Systematic review and meta-analysis of controlled intervention studies on the effectiveness of long-chain omega-3 fatty acids in patients with nonalcoholic fatty liver disease

Kathy Musa-Veloso  1 Carolina Venditti  1 Han Youl Lee  1 Maryse Darch  1 Seth Floyd  1 Spencer West  1 Ryan Simon  1
Affiliations
Meta-Analysis

Systematic review and meta-analysis of controlled intervention studies on the effectiveness of long-chain omega-3 fatty acids in patients with nonalcoholic fatty liver disease

Kathy Musa-Veloso et al.
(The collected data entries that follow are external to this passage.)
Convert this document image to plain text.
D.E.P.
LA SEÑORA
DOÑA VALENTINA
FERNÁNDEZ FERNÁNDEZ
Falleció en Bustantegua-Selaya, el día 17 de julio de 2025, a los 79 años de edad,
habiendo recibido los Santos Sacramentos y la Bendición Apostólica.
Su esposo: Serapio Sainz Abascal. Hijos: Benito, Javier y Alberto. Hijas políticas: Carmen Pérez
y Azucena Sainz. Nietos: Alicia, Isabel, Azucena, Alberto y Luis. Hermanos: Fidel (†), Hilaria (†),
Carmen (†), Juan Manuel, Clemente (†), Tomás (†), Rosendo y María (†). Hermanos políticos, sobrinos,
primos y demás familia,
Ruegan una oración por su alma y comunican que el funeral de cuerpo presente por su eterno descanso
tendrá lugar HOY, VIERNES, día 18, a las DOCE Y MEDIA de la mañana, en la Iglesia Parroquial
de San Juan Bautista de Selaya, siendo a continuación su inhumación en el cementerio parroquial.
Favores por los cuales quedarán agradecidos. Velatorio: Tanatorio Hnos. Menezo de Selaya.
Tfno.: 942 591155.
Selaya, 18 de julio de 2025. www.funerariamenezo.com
Nutr Rev. .

Abstract

Context: Treatment options for nonalcoholic fatty liver disease (NAFLD) are needed.

Objective: The aim of this review was to systematically assess the effects of omega-3 long-chain polyunsaturated fatty acids (n-3 LC-PUFAs), particularly eicosapentaenoic acid and docosahexaenoic acid, on liver-related and metabolic outcomes in adult and pediatric patients with NAFLD.

Data sources: The online information service ProQuest Dialog was used to search 8 literature databases.
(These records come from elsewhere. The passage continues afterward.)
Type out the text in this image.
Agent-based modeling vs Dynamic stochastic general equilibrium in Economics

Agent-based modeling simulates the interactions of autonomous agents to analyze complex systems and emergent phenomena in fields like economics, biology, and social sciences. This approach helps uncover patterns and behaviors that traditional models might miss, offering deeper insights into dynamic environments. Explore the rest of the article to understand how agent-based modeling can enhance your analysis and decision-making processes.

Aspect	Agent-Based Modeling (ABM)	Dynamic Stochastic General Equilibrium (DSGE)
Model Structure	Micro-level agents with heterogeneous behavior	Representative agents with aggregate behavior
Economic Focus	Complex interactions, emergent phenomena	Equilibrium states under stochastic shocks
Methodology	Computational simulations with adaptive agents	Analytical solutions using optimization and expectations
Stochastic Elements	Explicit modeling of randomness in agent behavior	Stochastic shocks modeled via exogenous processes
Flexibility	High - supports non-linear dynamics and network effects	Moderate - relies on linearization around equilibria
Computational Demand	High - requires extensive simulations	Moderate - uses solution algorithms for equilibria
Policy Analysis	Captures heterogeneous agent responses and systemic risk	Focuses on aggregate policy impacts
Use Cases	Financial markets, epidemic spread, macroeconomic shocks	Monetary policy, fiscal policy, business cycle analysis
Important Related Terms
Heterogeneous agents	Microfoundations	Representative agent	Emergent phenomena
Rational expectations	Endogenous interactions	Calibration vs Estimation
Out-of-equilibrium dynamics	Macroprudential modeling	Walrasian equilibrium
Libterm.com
Study selection: Controlled intervention studies in which the independent effects of n-3 LC-PUFAs could be isolated were eligible for inclusion.

Data extraction: The 18 unique studies that met the criteria for inclusion were divided into 2 sets, and data transcriptions and study quality assessments were conducted in duplicate. Each effect size was expressed as the weighted mean difference and 95%CI, using a random-effects model and the inverse of the variance as a weighting factor.

Results: Based on the meta-analyses, supplementation with n-3 LC-PUFAs resulted in statistically significant improvements in 6 of 13 metabolic risk factors, in levels of 2 of 3 liver enzymes, in liver fat content (assessed via magnetic resonance imaging/spectroscopy), and in steatosis score (assessed via ultrasonography). Histological measures of disease [which were assessed only in patients with nonalcoholic steatohepatitis (NASH)] were unaffected by n-3 LC-PUFA supplementation.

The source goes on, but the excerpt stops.